Inline securityContext in each template (status quo) Locality Three templates already drifted (operator-deployment, test-connection, and the new networkpolicy). Any chart-wide change has to be repeated N times. Pull podSecurityContext / securityContext from .Values everywhere so a single edit to values.yaml rolls out to every workload kind.
Use a PodSecurityPolicy (PSP) Cluster-side enforcement PSP was removed in k8s 1.25; Pod Security Admission is the supported replacement. Not viable on any supported cluster.
Use seccompProfile.type: Localhost with a custom profile Tighter syscall filter than RuntimeDefault Requires shipping the profile to every node out-of-band (DaemonSet, kubelet config); RuntimeDefault is the PSA restricted minimum and the industry-baseline ask. RuntimeDefault is the right altitude for a chart default; users who want a stricter profile can override.

Consequences

  • Positive:
  • The chart's default render passes pod-security.kubernetes.io/enforce=restricted admission.
  • File ownership inside the pod is now consistent (everything runs as 65532) — no more silent EACCES on writable PVCs / emptyDir caches.
  • Operators get a turn-key NetworkPolicy bundle with a documented override surface; "node can't egress to my bucket" debugging now has a single grep target (networkPolicy.allow.nodeEgressObjectStore.cidrs).
  • operator-deployment.yaml and tests/test-connection.yaml no longer drift from the chart-wide defaults — one place to change every workload's hardening posture.

  • Negative:

  • Existing installs that hardcoded --set podSecurityContext.runAsUser=65534 need to flip to 65532 on their next helm upgrade.

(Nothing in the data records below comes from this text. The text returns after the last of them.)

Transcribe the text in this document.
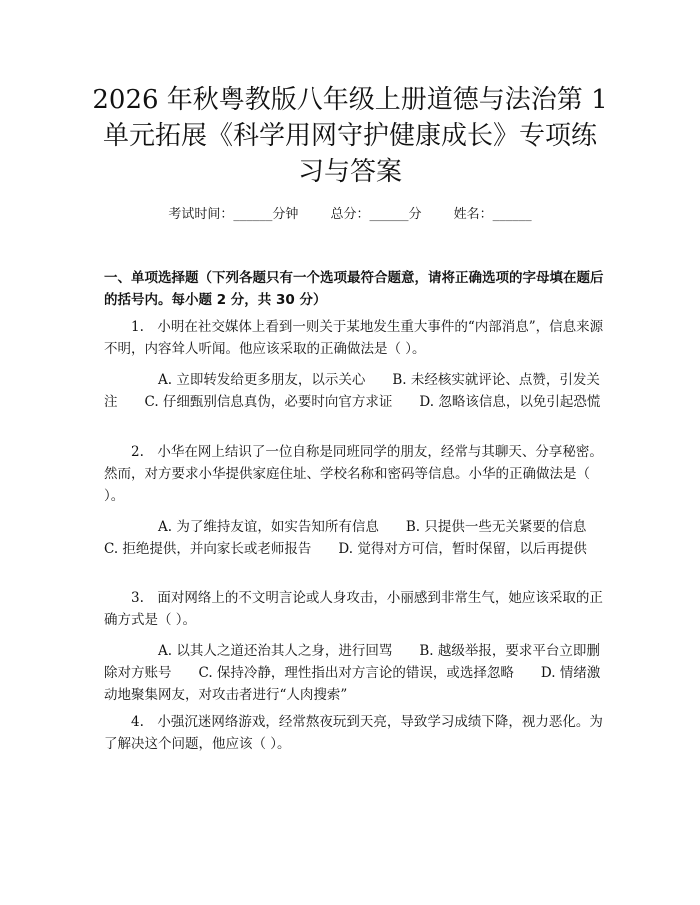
2026 年秋粤教版八年级上册道德与法治第 1
单元拓展《科学用网守护健康成长》专项练
习与答案
考试时间：______分钟 总分：______分 姓名：______
一、单项选择题（下列各题只有一个选项最符合题意，请将正确选项的字母填在题后的括号内。每小题 2 分，共 30 分）

1.　小明在社交媒体上看到一则关于某地发生重大事件的“内部消息”，信息来源不明，内容耸人听闻。他应该采取的正确做法是（ ）。

A. 立即转发给更多朋友，以示关心　　B. 未经核实就评论、点赞，引发关注　　C. 仔细甄别信息真伪，必要时向官方求证　　D. 忽略该信息，以免引起恐慌

2.　小华在网上结识了一位自称是同班同学的朋友，经常与其聊天、分享秘密。然而，对方要求小华提供家庭住址、学校名称和密码等信息。小华的正确做法是（ ）。

A. 为了维持友谊，如实告知所有信息　　B. 只提供一些无关紧要的信息　　C. 拒绝提供，并向家长或老师报告　　D. 觉得对方可信，暂时保留，以后再提供

3.　面对网络上的不文明言论或人身攻击，小丽感到非常生气，她应该采取的正确方式是（ ）。

A. 以其人之道还治其人之身，进行回骂　　B. 越级举报，要求平台立即删除对方账号　　C. 保持冷静，理性指出对方言论的错误，或选择忽略　　D. 情绪激动地聚集网友，对攻击者进行“人肉搜索”

4.　小强沉迷网络游戏，经常熬夜玩到天亮，导致学习成绩下降，视力恶化。为了解决这个问题，他应该（ ）。
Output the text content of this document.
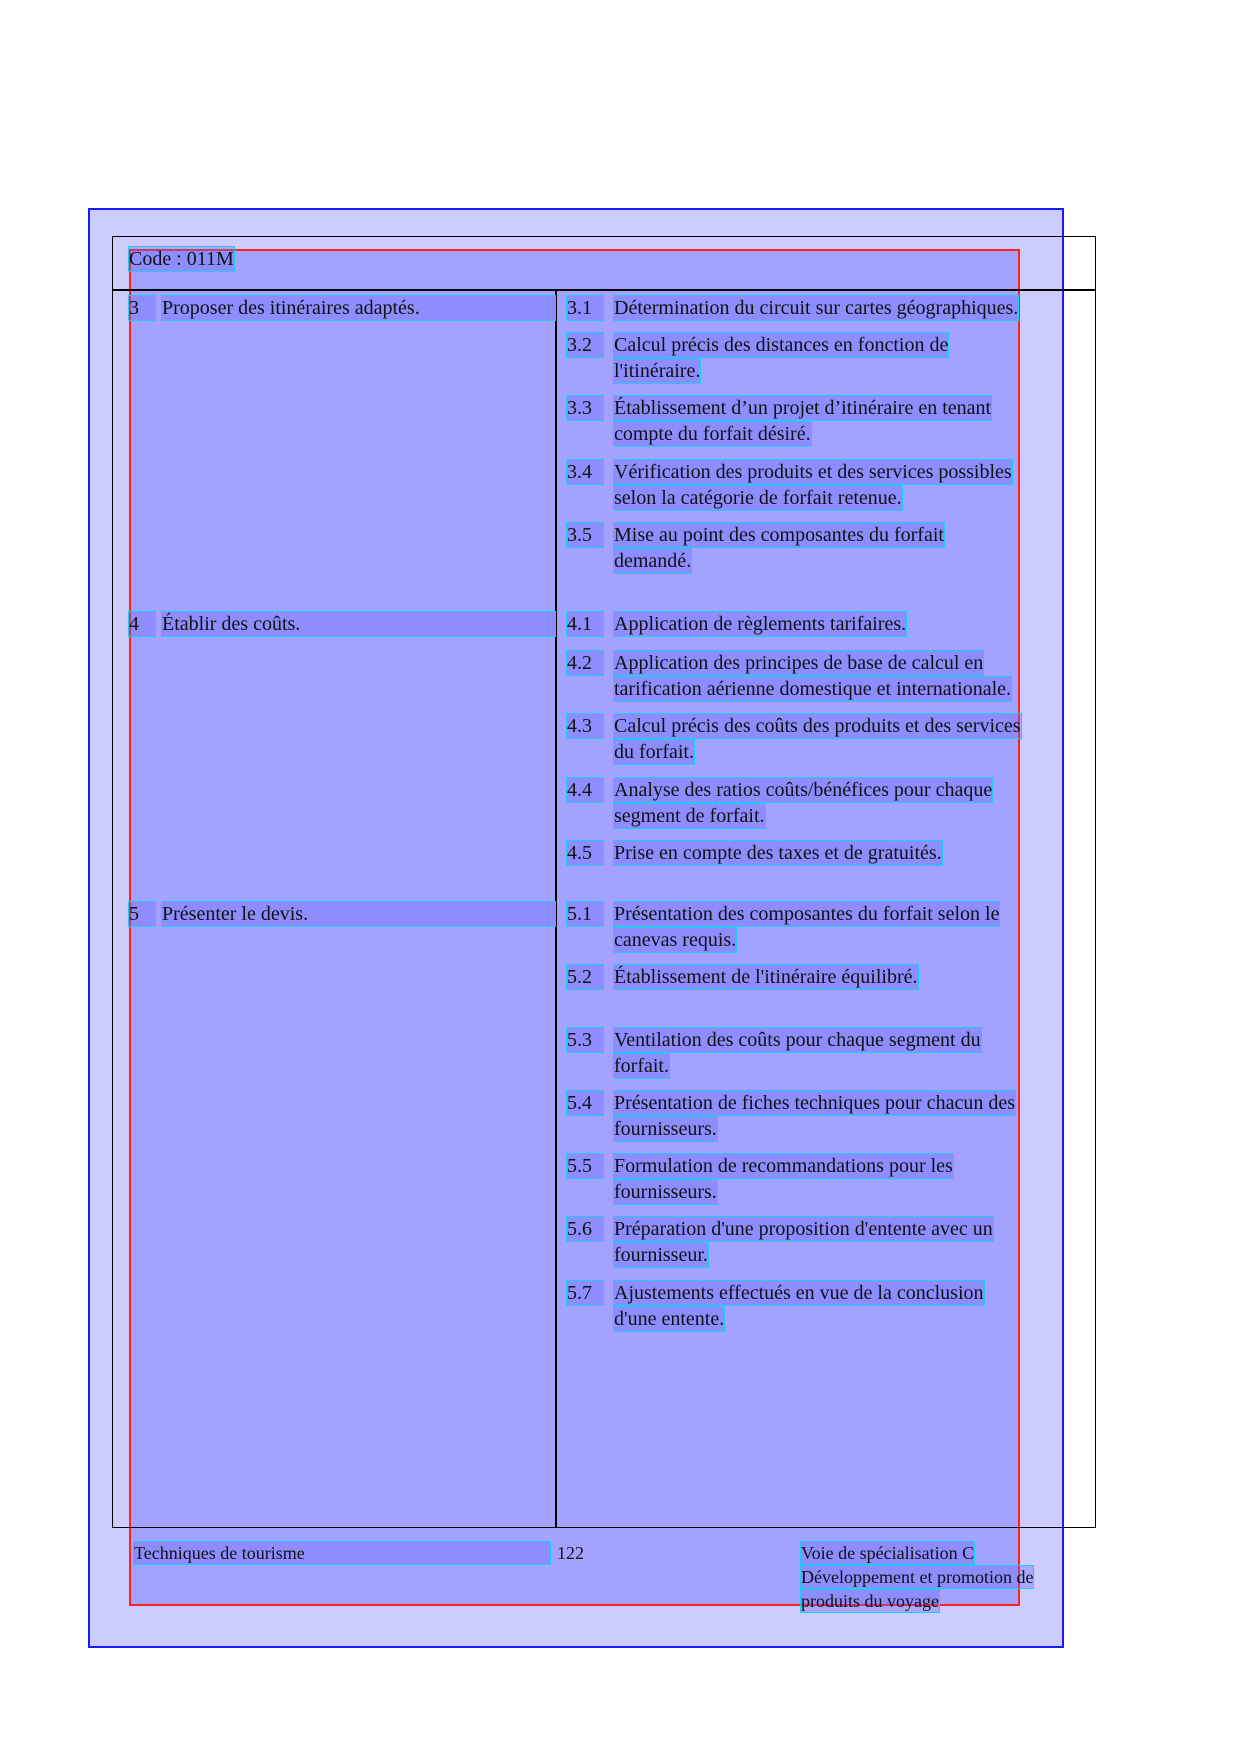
Code : 011M
3	Proposer des itinéraires adaptés.	3.1	Détermination du circuit sur cartes géographiques.
3.2	Calcul précis des distances en fonction de
l'itinéraire.
3.3	Établissement d’un projet d’itinéraire en tenant
compte du forfait désiré.
3.4	Vérification des produits et des services possibles
selon la catégorie de forfait retenue.
3.5	Mise au point des composantes du forfait
demandé.
4	Établir des coûts.	4.1	Application de règlements tarifaires.
4.2	Application des principes de base de calcul en
tarification aérienne domestique et internationale.
4.3	Calcul précis des coûts des produits et des services
du forfait.
4.4	Analyse des ratios coûts/bénéfices pour chaque
segment de forfait.
4.5	Prise en compte des taxes et de gratuités.
5	Présenter le devis.	5.1	Présentation des composantes du forfait selon le
canevas requis.
5.2	Établissement de l'itinéraire équilibré.
5.3	Ventilation des coûts pour chaque segment du
forfait.
5.4	Présentation de fiches techniques pour chacun des
fournisseurs.
5.5	Formulation de recommandations pour les
fournisseurs.
5.6	Préparation d'une proposition d'entente avec un
fournisseur.
5.7	Ajustements effectués en vue de la conclusion
d'une entente.
Techniques de tourisme	122	Voie de spécialisation C
Développement et promotion de
produits du voyage
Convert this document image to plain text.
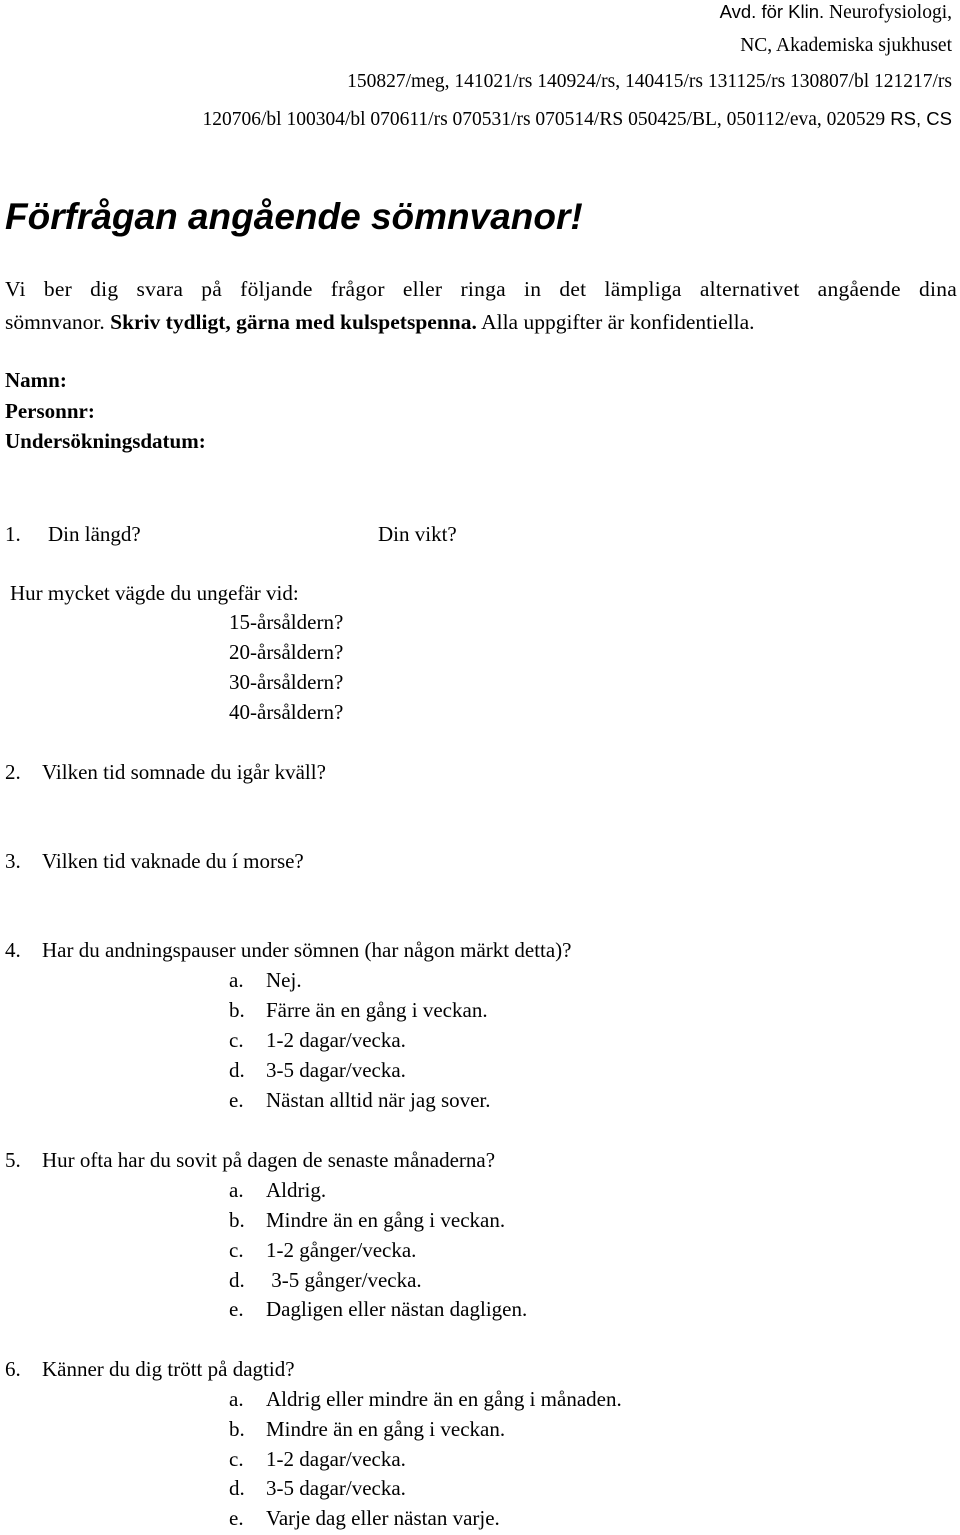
Avd. för Klin. Neurofysiologi,
NC, Akademiska sjukhuset
150827/meg, 141021/rs 140924/rs, 140415/rs 131125/rs 130807/bl 121217/rs
120706/bl 100304/bl 070611/rs 070531/rs 070514/RS 050425/BL, 050112/eva, 020529 RS, CS
Förfrågan angående sömnvanor!
Vi ber dig svara på följande frågor eller ringa in det lämpliga alternativet angående dina
sömnvanor. Skriv tydligt, gärna med kulspetspenna. Alla uppgifter är konfidentiella.
Namn:
Personnr:
Undersökningsdatum:
1. Din längd?	Din vikt?
Hur mycket vägde du ungefär vid:
15-årsåldern?
20-årsåldern?
30-årsåldern?
40-årsåldern?
2. Vilken tid somnade du igår kväll?
3. Vilken tid vaknade du í morse?
4. Har du andningspauser under sömnen (har någon märkt detta)?
a. Nej.
b. Färre än en gång i veckan.
c. 1-2 dagar/vecka.
d. 3-5 dagar/vecka.
e. Nästan alltid när jag sover.
5. Hur ofta har du sovit på dagen de senaste månaderna?
a. Aldrig.
b. Mindre än en gång i veckan.
c. 1-2 gånger/vecka.
d. 3-5 gånger/vecka.
e. Dagligen eller nästan dagligen.
6. Känner du dig trött på dagtid?
a. Aldrig eller mindre än en gång i månaden.
b. Mindre än en gång i veckan.
c. 1-2 dagar/vecka.
d. 3-5 dagar/vecka.
e. Varje dag eller nästan varje.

Mitigated by the release note + the fact that distroless nonroot has been the actual in-container UID since ADR-0878.
  • Operators who run a permissive CNI and turn on networkPolicy.enabled=true need to double-check the allow.operatorToApiserver.ports matrix matches their apiserver (default 443 + 6443 covers managed clouds + kubeadm).
  • The default 0.0.0.0/0 egress for the object-store rule is permissive on purpose (clusters with public S3/GCS need it); the docs call out the follow-up of tightening to a VPC CIDR.

  • Neutral / follow-ups:

  • Once the chart ships a vmafx-controller Service of its own (vs. re-using the scoring server's Service), retarget the controller-to-node allow-rule from "any pod in the release namespace" to "pods matching component=controller".
  • Track upstream PSA evolution — Kubernetes 1.31 added a new appArmorProfile field that we may want to surface once we have a bake-in AppArmor profile per backend image.